Day 25: Being ‘Notgoodenough’.
Being ‘Notgoodenough’, and secretly the Winner. This is a start in opening up a point that has been shrouded, protected by shame, and I see it turning up in instances right through my life, and I recognize it as a central theme. The issues of procrastination, laziness, and regret, that I have explored in previous blogs all seem to fit into this as aspects of this larger system.
Interesting how in absorbing this assessment of self of not being good enough the words should form into a self definition as, ‘I’ ‘Am’ ‘Notgoodenough’. Within that statement of who I am I see and recognize now this energetic ‘I’ of consciousness choosing to become and live within the structure of as Notgoodenough. I have not yet traced this back to a first moment that I said, ok, this is who I am, this is how I am going to get my energy to survive, but I see myself in various settings, standing apart from a group, as ‘Notgoodenough’, the definition written beneath each setting, being ‘Notgoodenough’ at… whatever.

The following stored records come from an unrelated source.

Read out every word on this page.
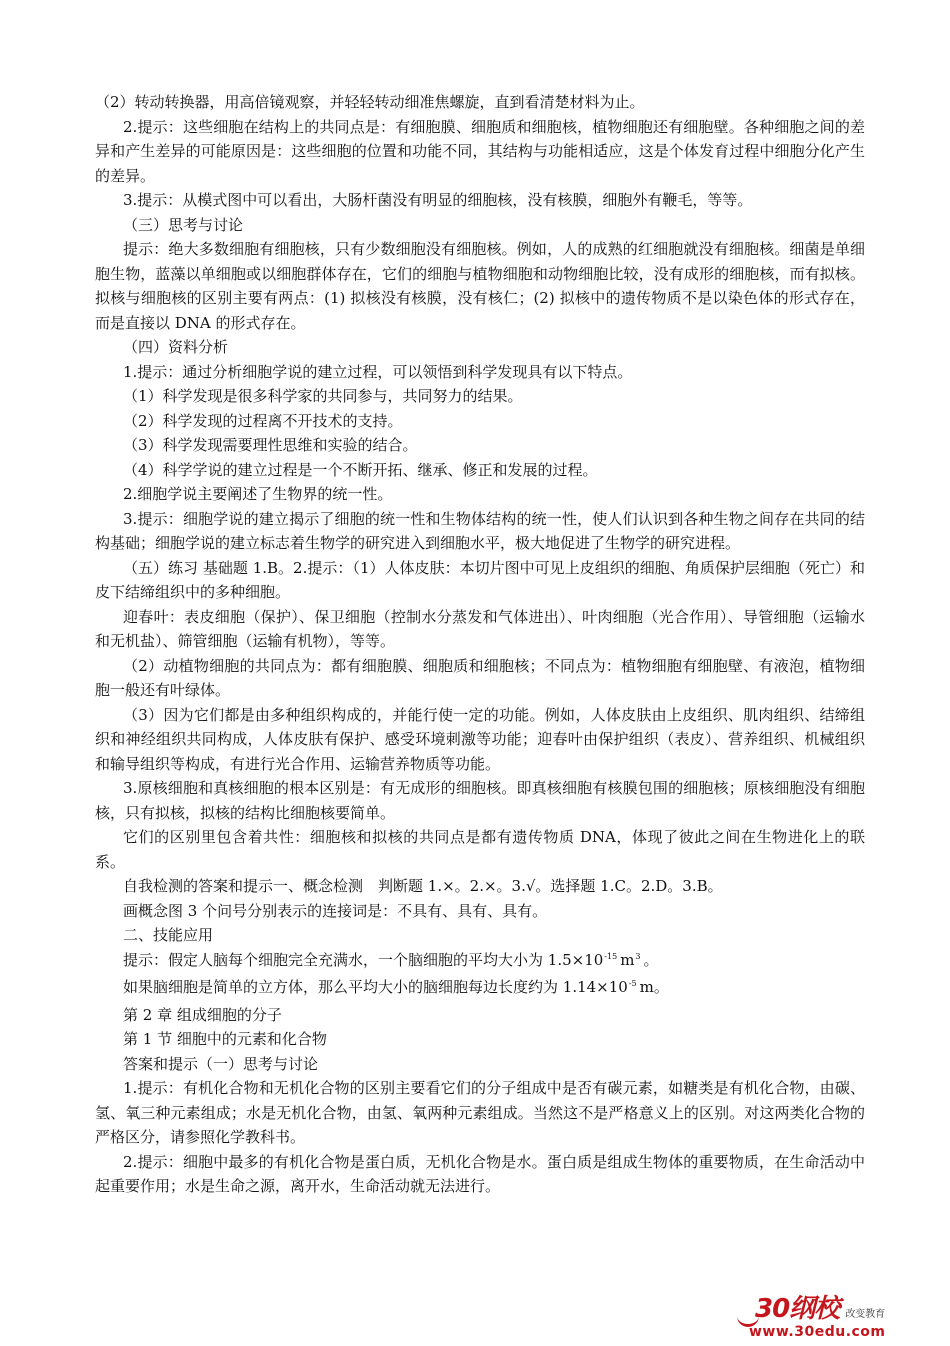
（2）转动转换器，用高倍镜观察，并轻轻转动细准焦螺旋，直到看清楚材料为止。

2.提示：这些细胞在结构上的共同点是：有细胞膜、细胞质和细胞核，植物细胞还有细胞壁。各种细胞之间的差异和产生差异的可能原因是：这些细胞的位置和功能不同，其结构与功能相适应，这是个体发育过程中细胞分化产生的差异。

3.提示：从模式图中可以看出，大肠杆菌没有明显的细胞核，没有核膜，细胞外有鞭毛，等等。

（三）思考与讨论

提示：绝大多数细胞有细胞核，只有少数细胞没有细胞核。例如，人的成熟的红细胞就没有细胞核。细菌是单细胞生物，蓝藻以单细胞或以细胞群体存在，它们的细胞与植物细胞和动物细胞比较，没有成形的细胞核，而有拟核。拟核与细胞核的区别主要有两点：(1) 拟核没有核膜，没有核仁；(2) 拟核中的遗传物质不是以染色体的形式存在，而是直接以 DNA 的形式存在。

（四）资料分析

1.提示：通过分析细胞学说的建立过程，可以领悟到科学发现具有以下特点。

（1）科学发现是很多科学家的共同参与，共同努力的结果。

（2）科学发现的过程离不开技术的支持。

（3）科学发现需要理性思维和实验的结合。

（4）科学学说的建立过程是一个不断开拓、继承、修正和发展的过程。

2.细胞学说主要阐述了生物界的统一性。

3.提示：细胞学说的建立揭示了细胞的统一性和生物体结构的统一性，使人们认识到各种生物之间存在共同的结构基础；细胞学说的建立标志着生物学的研究进入到细胞水平，极大地促进了生物学的研究进程。

（五）练习 基础题 1.B。2.提示：（1）人体皮肤：本切片图中可见上皮组织的细胞、角质保护层细胞（死亡）和皮下结缔组织中的多种细胞。

迎春叶：表皮细胞（保护）、保卫细胞（控制水分蒸发和气体进出）、叶肉细胞（光合作用）、导管细胞（运输水和无机盐）、筛管细胞（运输有机物），等等。

（2）动植物细胞的共同点为：都有细胞膜、细胞质和细胞核；不同点为：植物细胞有细胞壁、有液泡，植物细胞一般还有叶绿体。

（3）因为它们都是由多种组织构成的，并能行使一定的功能。例如，人体皮肤由上皮组织、肌肉组织、结缔组织和神经组织共同构成，人体皮肤有保护、感受环境刺激等功能；迎春叶由保护组织（表皮）、营养组织、机械组织和输导组织等构成，有进行光合作用、运输营养物质等功能。

3.原核细胞和真核细胞的根本区别是：有无成形的细胞核。即真核细胞有核膜包围的细胞核；原核细胞没有细胞核，只有拟核，拟核的结构比细胞核要简单。

它们的区别里包含着共性：细胞核和拟核的共同点是都有遗传物质 DNA，体现了彼此之间在生物进化上的联系。

自我检测的答案和提示一、概念检测　判断题 1.×。2.×。3.√。选择题 1.C。2.D。3.B。

画概念图 3 个问号分别表示的连接词是：不具有、具有、具有。

二、技能应用

提示：假定人脑每个细胞完全充满水，一个脑细胞的平均大小为 $1.5\times 10^{-15}$ $m^3$ 。

如果脑细胞是简单的立方体，那么平均大小的脑细胞每边长度约为 $1.14\times 10^{-5}$ m。

第 2 章 组成细胞的分子

第 1 节 细胞中的元素和化合物

答案和提示（一）思考与讨论

1.提示：有机化合物和无机化合物的区别主要看它们的分子组成中是否有碳元素，如糖类是有机化合物，由碳、氢、氧三种元素组成；水是无机化合物，由氢、氧两种元素组成。当然这不是严格意义上的区别。对这两类化合物的严格区分，请参照化学教科书。

2.提示：细胞中最多的有机化合物是蛋白质，无机化合物是水。蛋白质是组成生物体的重要物质，在生命活动中起重要作用；水是生命之源，离开水，生命活动就无法进行。

30纲校 改变教育
www.30edu.com
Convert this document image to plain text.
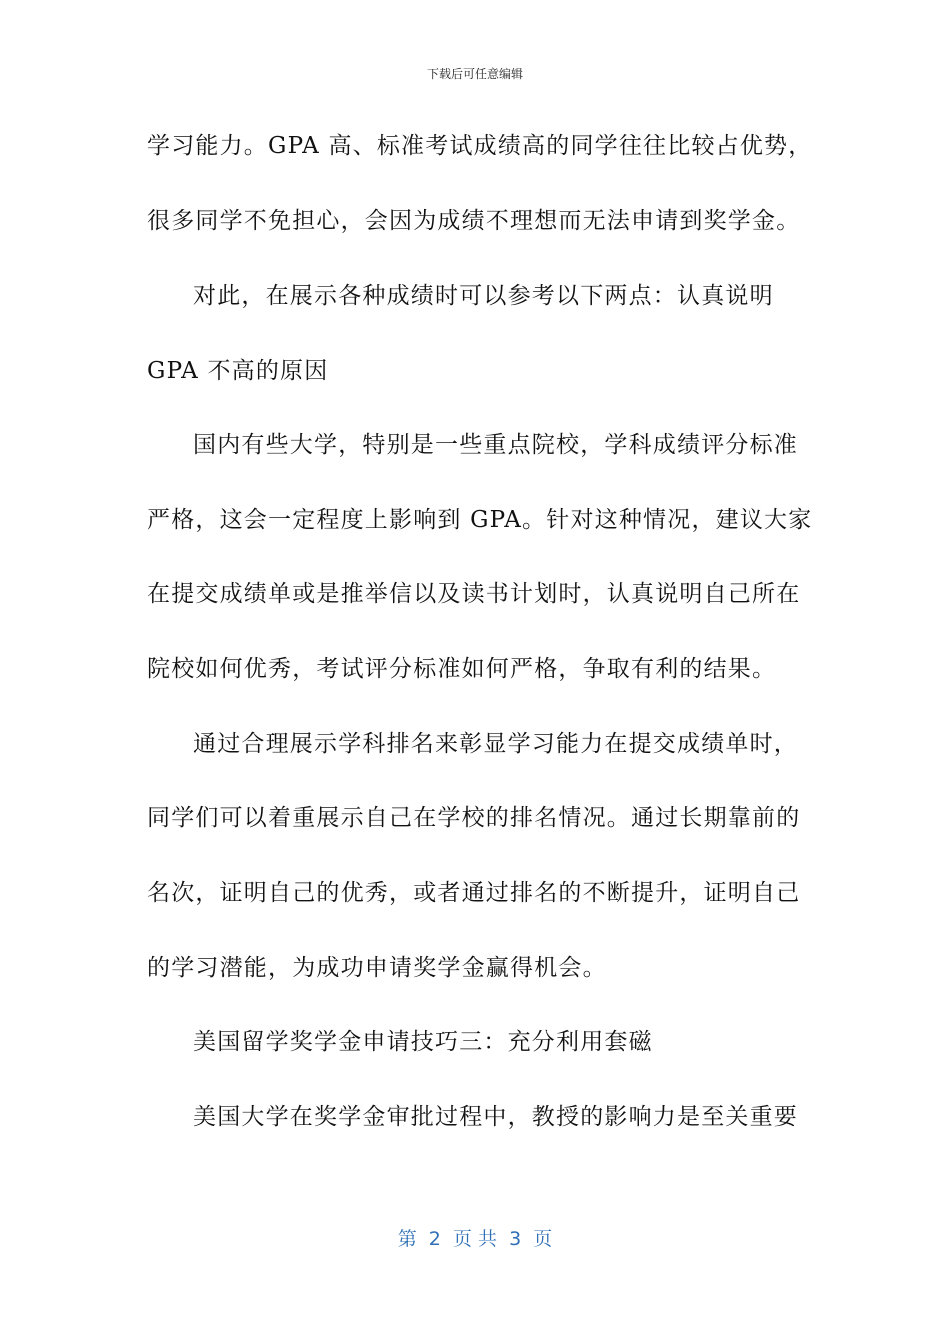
下载后可任意编辑
学习能力。GPA 高、标准考试成绩高的同学往往比较占优势，
很多同学不免担心，会因为成绩不理想而无法申请到奖学金。
对此，在展示各种成绩时可以参考以下两点：认真说明
GPA 不高的原因
国内有些大学，特别是一些重点院校，学科成绩评分标准
严格，这会一定程度上影响到 GPA。针对这种情况，建议大家
在提交成绩单或是推举信以及读书计划时，认真说明自己所在
院校如何优秀，考试评分标准如何严格，争取有利的结果。
通过合理展示学科排名来彰显学习能力在提交成绩单时，
同学们可以着重展示自己在学校的排名情况。通过长期靠前的
名次，证明自己的优秀，或者通过排名的不断提升，证明自己
的学习潜能，为成功申请奖学金赢得机会。
美国留学奖学金申请技巧三：充分利用套磁
美国大学在奖学金审批过程中，教授的影响力是至关重要
第  2  页 共  3  页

So like in this one; here is ‘Notgoodenough’ at, riding a bicycle, in which ‘Notgoodenough’ is not actually riding a bicycle but standing on the edge of the playground watching others riding theirs’. My history looks like a repeated image of self as ‘Notgoodenough’ standing at the side of things.
Negative experiences of this as less-than, regret, self-pity, shame, self anger, self hatred, ruthless self judgement, blame and spite, fear. The self judgement carries positive properties because in viciously devouring myself I am being very ‘good’ at it, rejoicing in self righteousness and hope. Totally engulfed in energetic being, I am standing at the side of god, and right, ‘at the side of’ this being that doesn’t exist, pouring scorn on myself. So in this part of the cycle, how to profit and reap a reward; justify the negative, from I can’t compete as a loser, ‘I could have been a contender’ as regret, I change the definition of the situation in my mind world into, different rules of the game, into ‘I am getting away with it’, ‘I have won because I don’t have to do anything’, and …‘this world has nothing to do with me’.
So through trickery and self deceit I secretly win the competition. In the new position of ‘not having to do anything’, comes the justification of procrastination and the development of laziness, and comes along a retirement from activity and base setting of boredom and soon enough, an energetic refill becomes necessary, entertainment or self flagellation, and back through the paths of regret.
So competition in doing the least, according to the insane rules of this energy system, in which I become the elite, in doing nothing. Self hatred and totally anti self life would exist within the unconscious, bursts of inturned rage with self, stabs of shock fear in momentary consciousness of suppressed images and memories of points of self judgement, self condemnation and self victimhood. Sometimes I would react to one of these stabs by coming to a complete standstill, frozen, a shock of fear that came and went, another chance to self undermine and mine the substance to refuel the cycle. Into where, a medium of excuses and justifications and self manipulations to bring about the positivity and evolution of this self as energy in having won by secret rules.
Looking for loop holes in the law, for the purpose of fulfiilling the needs of self interest within the actual rules of the school system, and so being ‘untouchable’, I see images of myself in school winning by being outrageous; like singing very loudly, off-key, and half a beat or two behind the others, slipping the wrong words into psalms, clapping ridiculously loud and long, or laughing really loud and long at the wrong moments, wearing hair not merely short but cut off altogether, wearing the school uniform, but not as we would know it, playing truant while apparently studying hard in libraries that did not exist, feigning sickness or injury ‘to get out of’ physical activity. The evolution of the artful dodger through the being of ‘Notgoodenough’.
It seems to be supportive for me to make an outline of all these points, get a perspective on these relationships I have made, which fit together in this network. Understanding that the workings of this machinery are limited in nature makes me realize how I can in fact stand up and become one and equal to this system and change it, so I commit myself to change remove this limitation on myself, and move my starting point out of this system of energy as self interest that I have lived and so become.